For more than a year, EFF’s lead investigative researcher Dave Maass has been reporting on how Facebook cooperates with prison systems across the United States to block prisoner access to the social network. Facebook had even set up a dedicated “Inmate Account Takedown Request” form to help prison officials quickly and easily flag prisoner-run accounts for suspension, even when the accounts did not violate any of Facebook’s terms of service.

This practice was the inspiration for EFF’s newest category: tracking how often companies are removing content or shutting down accounts at the behest of the government. To earn credit in this category, companies need not refuse all or even any government content removal requests. Rather, they must simply be transparent about how often they are blocking or removing content or accounts.

Though this is simple enough, many companies are falling short in this area including Facebook, the company whose practices inspired the creation of the category. Fifteen out of the 24 companies we evaluated received credit in this category, though several do not host content and so this category did not apply to them.

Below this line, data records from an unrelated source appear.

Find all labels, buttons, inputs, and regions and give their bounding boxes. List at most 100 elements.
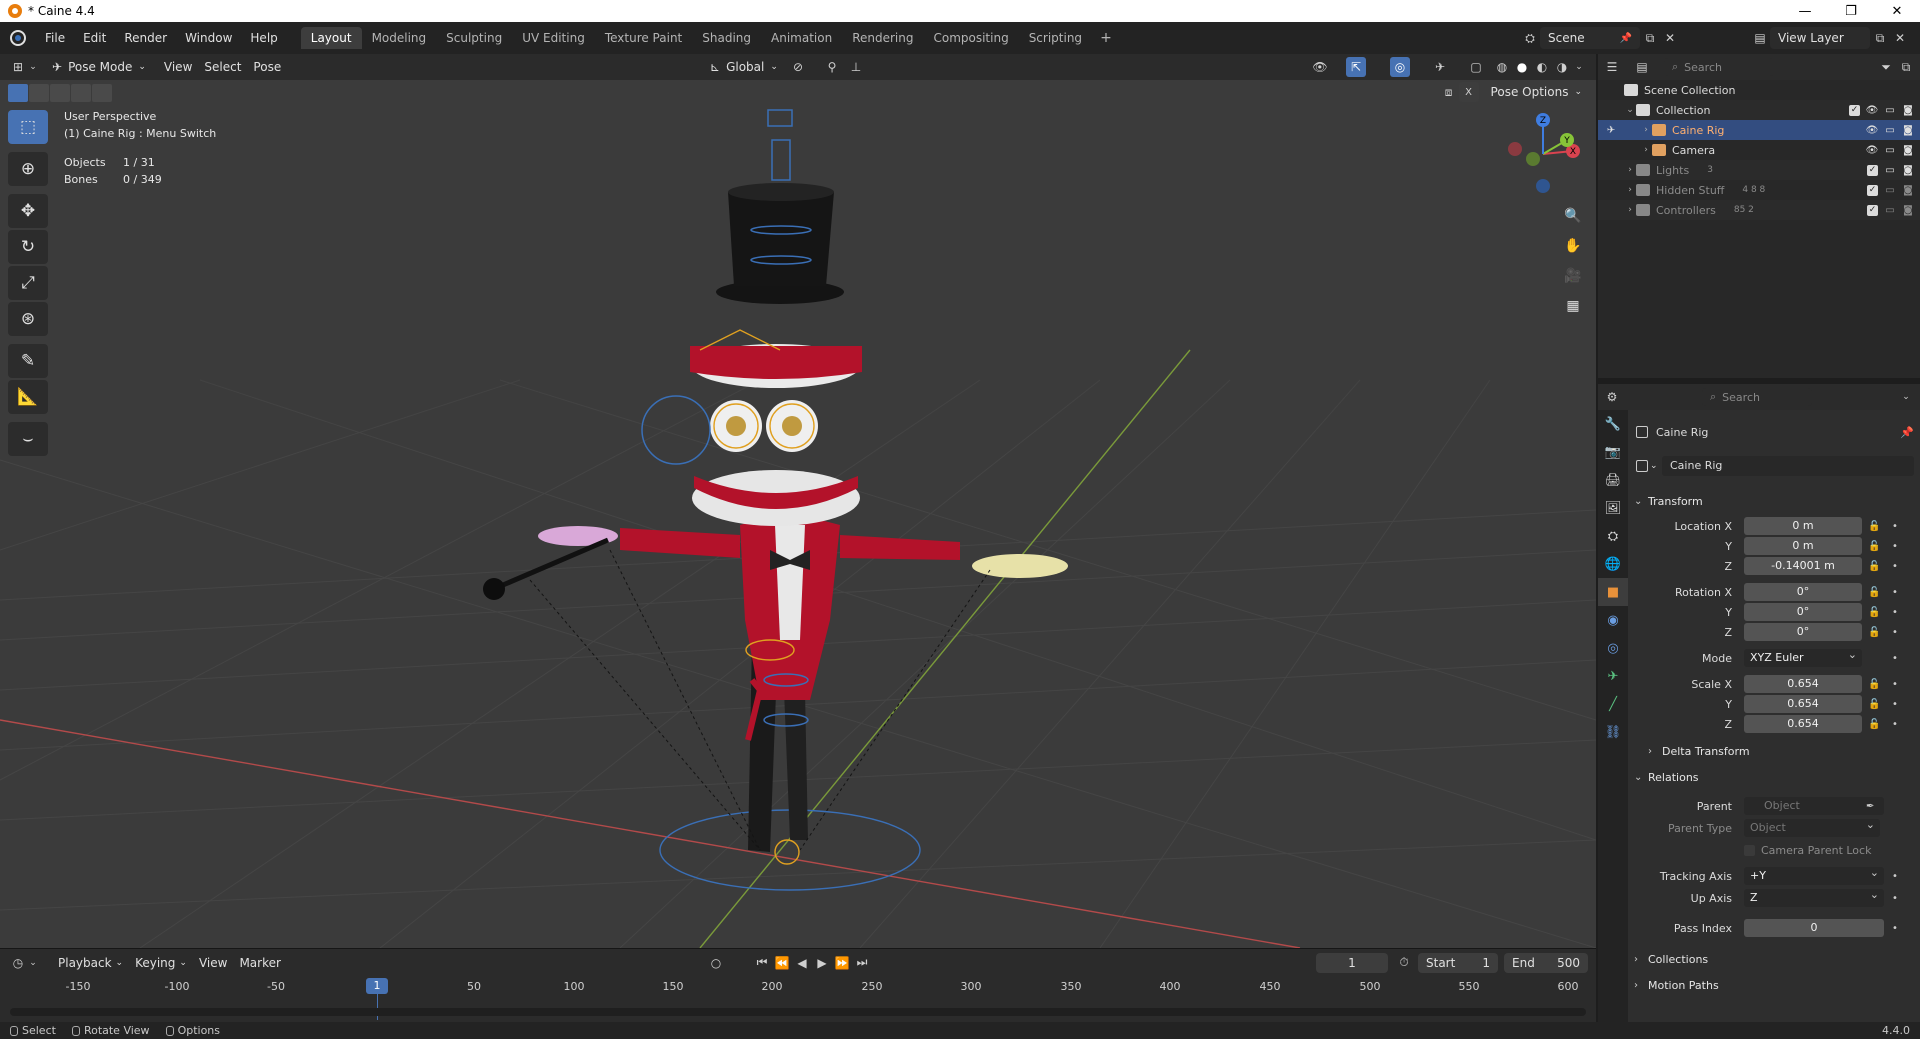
- tab-modeling[interactable]: Modeling: [362, 27, 437, 49]
- cursor-tool-icon[interactable]: ⊕: [8, 152, 48, 186]
- camera-icon[interactable]: ◙: [1902, 164, 1914, 176]
- 3d-viewport[interactable]: ⬚ ⊕ ✥ ↻ ⤢ ⊛ ✎ 📐 ⌣ User Perspective (1) C…: [0, 80, 1596, 948]
- select-invert-icon[interactable]: [71, 84, 91, 102]
- rotate-tool-icon[interactable]: ↻: [8, 230, 48, 264]
- collections-panel-header[interactable]: › Collections: [1634, 948, 1916, 970]
- motion-paths-panel-header[interactable]: › Motion Paths: [1634, 974, 1916, 996]
- bone-tab-icon[interactable]: ╱: [1598, 690, 1628, 718]
- chevron-right-icon[interactable]: ›: [1624, 165, 1636, 175]
- physics-tab-icon[interactable]: ◎: [1598, 634, 1628, 662]
- eyedropper-icon[interactable]: ✒: [1866, 801, 1874, 812]
- jump-end-icon[interactable]: ⏭: [852, 953, 872, 973]
- menu-marker[interactable]: Marker: [233, 953, 286, 973]
- parent-field[interactable]: Object: [1744, 797, 1884, 815]
- tracking-axis-dropdown[interactable]: +Y: [1744, 864, 1884, 885]
- location-y-field[interactable]: 0 m: [1744, 537, 1862, 555]
- eye-icon[interactable]: 👁: [1866, 144, 1879, 156]
- chevron-right-icon[interactable]: ›: [1640, 125, 1652, 135]
- shading-solid-icon[interactable]: ●: [1512, 57, 1532, 77]
- object-tab-icon[interactable]: ■: [1598, 578, 1628, 606]
- up-axis-dropdown[interactable]: Z: [1744, 886, 1884, 907]
- chevron-down-icon[interactable]: ⌄: [1896, 387, 1916, 407]
- outliner-item-hidden-stuff[interactable]: › Hidden Stuff 4 8 8 ✓ ▭ ◙: [1598, 180, 1920, 200]
- monitor-icon[interactable]: ▭: [1884, 104, 1896, 116]
- pose-options-dropdown[interactable]: Pose Options ⌄: [1485, 82, 1588, 102]
- select-new-icon[interactable]: [8, 84, 28, 102]
- exclude-checkbox[interactable]: ✓: [1849, 104, 1860, 116]
- output-tab-icon[interactable]: 🖨: [1598, 466, 1628, 494]
- editor-type-icon[interactable]: ⊞: [8, 57, 28, 77]
- navigation-gizmo[interactable]: X Y Z: [1503, 106, 1583, 196]
- monitor-icon[interactable]: ▭: [1884, 144, 1896, 156]
- select-extend-icon[interactable]: [29, 84, 49, 102]
- delta-transform-panel-header[interactable]: › Delta Transform: [1648, 740, 1920, 762]
- menu-keying[interactable]: Keying ⌄: [129, 953, 193, 973]
- transform-orientation-selector[interactable]: ⊾ Global ⌄: [704, 57, 784, 77]
- bone-overlay-icon[interactable]: ✈: [1430, 57, 1450, 77]
- play-reverse-icon[interactable]: ◀: [792, 953, 812, 973]
- gizmo-toggle-icon[interactable]: ⇱: [1346, 57, 1366, 77]
- x-mirror-icon[interactable]: X: [1458, 82, 1479, 102]
- monitor-icon[interactable]: ▭: [1884, 184, 1896, 196]
- keyframe-dot-icon[interactable]: •: [1892, 521, 1898, 532]
- outliner-item-caine-rig[interactable]: ✈ › Caine Rig 👁 ▭ ◙: [1598, 120, 1920, 140]
- tab-sculpting[interactable]: Sculpting: [436, 27, 512, 49]
- lock-icon[interactable]: 🔓: [1868, 719, 1880, 730]
- scene-icon[interactable]: ⛭: [1520, 28, 1540, 48]
- lock-icon[interactable]: 🔓: [1868, 679, 1880, 690]
- menu-pose[interactable]: Pose: [247, 57, 287, 77]
- chevron-down-icon[interactable]: ⌄: [1624, 105, 1636, 115]
- start-frame-field[interactable]: Start 1: [1418, 952, 1498, 973]
- location-z-field[interactable]: -0.14001 m: [1744, 557, 1862, 575]
- delete-view-layer-icon[interactable]: ✕: [1890, 28, 1910, 48]
- camera-icon[interactable]: ◙: [1902, 184, 1914, 196]
- exclude-checkbox[interactable]: ✓: [1867, 204, 1878, 216]
- transform-tool-icon[interactable]: ⊛: [8, 302, 48, 336]
- menu-view[interactable]: View: [158, 57, 198, 77]
- auto-keying-icon[interactable]: ○: [706, 953, 726, 973]
- keyframe-dot-icon[interactable]: •: [1892, 627, 1898, 638]
- move-tool-icon[interactable]: ✥: [8, 194, 48, 228]
- camera-icon[interactable]: ◙: [1902, 124, 1914, 136]
- blender-logo-icon[interactable]: [10, 30, 26, 46]
- chevron-right-icon[interactable]: ›: [1624, 205, 1636, 215]
- outliner-editor-icon[interactable]: ☰: [1602, 57, 1622, 77]
- tab-scripting[interactable]: Scripting: [1019, 27, 1092, 49]
- outliner-item-lights[interactable]: › Lights 3 ✓ ▭ ◙: [1598, 160, 1920, 180]
- lock-icon[interactable]: 🔓: [1868, 699, 1880, 710]
- outliner-item-collection[interactable]: ⌄ Collection ✓ 👁 ▭ ◙: [1598, 100, 1920, 120]
- jump-keyframe-forward-icon[interactable]: ⏩: [832, 953, 852, 973]
- lock-icon[interactable]: 🔓: [1868, 561, 1880, 572]
- outliner-item-camera[interactable]: › Camera 👁 ▭ ◙: [1598, 140, 1920, 160]
- parent-type-dropdown[interactable]: Object: [1744, 816, 1880, 837]
- keyframe-dot-icon[interactable]: •: [1892, 871, 1898, 882]
- menu-timeline-view[interactable]: View: [193, 953, 233, 973]
- snap-target-icon[interactable]: ⊥: [846, 57, 866, 77]
- keyframe-dot-icon[interactable]: •: [1892, 923, 1898, 934]
- maximize-button[interactable]: ❐: [1828, 0, 1874, 22]
- pin-icon[interactable]: 📌: [1620, 33, 1632, 44]
- data-tab-icon[interactable]: ✈: [1598, 662, 1628, 690]
- camera-view-icon[interactable]: 🎥: [1561, 264, 1585, 288]
- camera-icon[interactable]: ◙: [1902, 104, 1914, 116]
- tab-compositing[interactable]: Compositing: [923, 27, 1018, 49]
- overlay-toggle-icon[interactable]: ◎: [1390, 57, 1410, 77]
- xray-toggle-icon[interactable]: ▢: [1466, 57, 1486, 77]
- minimize-button[interactable]: —: [1782, 0, 1828, 22]
- chevron-down-icon[interactable]: ⌄: [1572, 57, 1586, 77]
- select-subtract-icon[interactable]: [50, 84, 70, 102]
- filter-icon[interactable]: ⏷: [1876, 57, 1896, 77]
- menu-playback[interactable]: Playback ⌄: [52, 953, 129, 973]
- lock-icon[interactable]: 🔓: [1868, 521, 1880, 532]
- view-layer-selector[interactable]: View Layer: [1770, 27, 1870, 49]
- new-view-layer-icon[interactable]: ⧉: [1870, 28, 1890, 48]
- scale-x-field[interactable]: 0.654: [1744, 675, 1862, 693]
- timeline-area[interactable]: -150 -100 -50 50 100 150 200 250 300 350…: [0, 976, 1596, 1022]
- lock-icon[interactable]: 🔓: [1868, 541, 1880, 552]
- monitor-icon[interactable]: ▭: [1884, 164, 1896, 176]
- jump-keyframe-back-icon[interactable]: ⏪: [772, 953, 792, 973]
- keyframe-dot-icon[interactable]: •: [1892, 719, 1898, 730]
- render-tab-icon[interactable]: 📷: [1598, 438, 1628, 466]
- scale-z-field[interactable]: 0.654: [1744, 715, 1862, 733]
- keyframe-dot-icon[interactable]: •: [1892, 541, 1898, 552]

A particularly strong example of this practice is the data published by Twitter, which includes an interactive map that allows users to mouse over countries and get details about content removal requests over a six-month time period.

Pro-User Public Policy: Opposing Backdoors

One of the big trends we’re seeing across the tech industry is a rejection of government-mandated security weaknesses. In fact, 21 of the 24 companies we evaluated took a public position opposing backdoors. This is a powerful statement from the technology community that Congress and the White House should heed.

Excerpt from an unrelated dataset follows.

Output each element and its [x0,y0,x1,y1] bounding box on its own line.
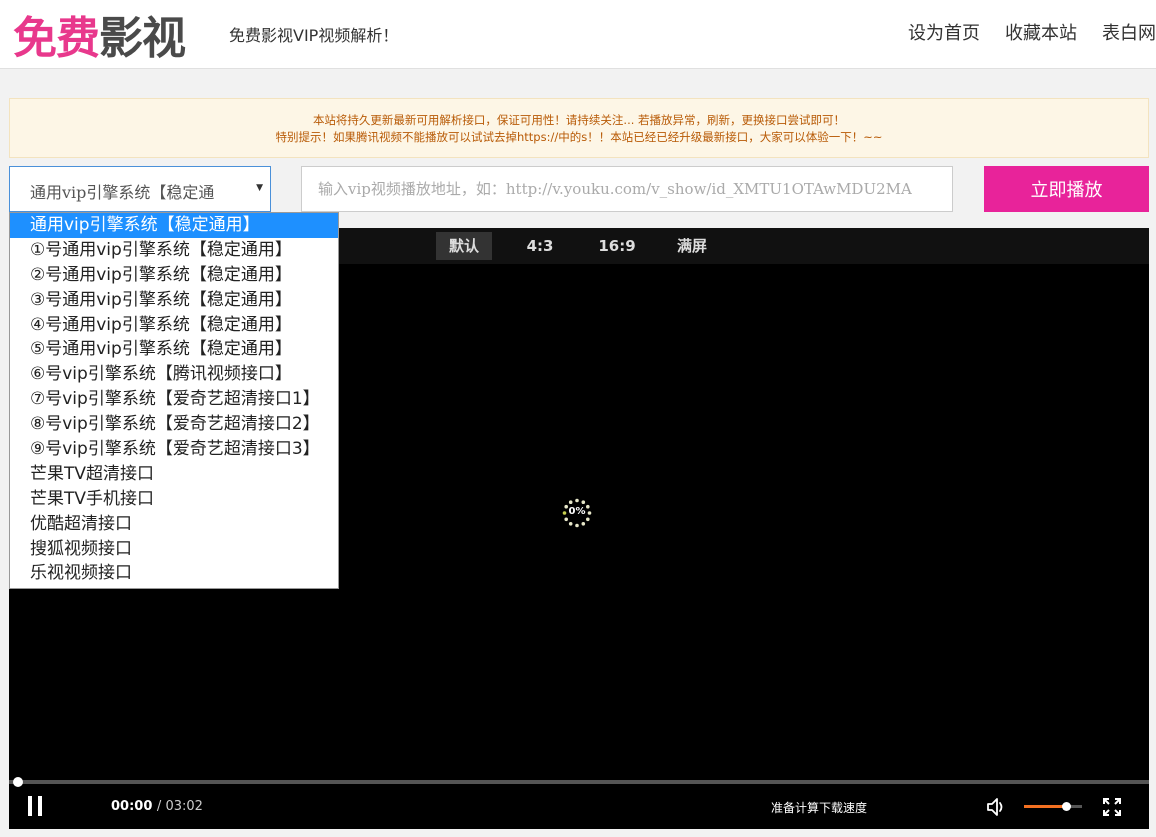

Many of the companies signed onto a letter organized by the Open Technology Institute that opposed mandates to intentionally weaken security, which stated:

We urge you to reject any proposal that U.S. companies deliberately weaken the security of our products… Whether you call them “front doors” or “back doors,” introducing intentional vulnerabilities into secure products for the government’s use will make those products less secure against other attackers. Every computer security expert that has spoken publicly on this issue agrees on this point, including the government’s own experts.

Conclusions

We are pleased to see major tech companies competing on privacy and user rights. Practices that encourage transparency with users about government data requests are becoming the default for companies across the web. While we’re only able to judge a small selection of the tech industry, we believe this is emblematic of a broader shift. Perhaps invigorated by the ongoing debates around government surveillance and in response to growing public attention around these issues, more and more companies are voluntarily speaking out about government data requests and giving users tools to fight back.

We think that this type of transparency can help prompt broader discussion and systematic change about how and when governments access user data and perhaps eventually prompt Congress to clarify and improve the privacy laws for digital data. We also recognize that technology companies are in a position to know about and resist overbroad government requests, so we need to do everything within our power to encourage them to speak out and fight back. In handing our data to these companies, we’ve handed them a huge responsibility to do what they can to stand up for privacy. We’re pleased that many of the companies we evaluated are stepping up to the task.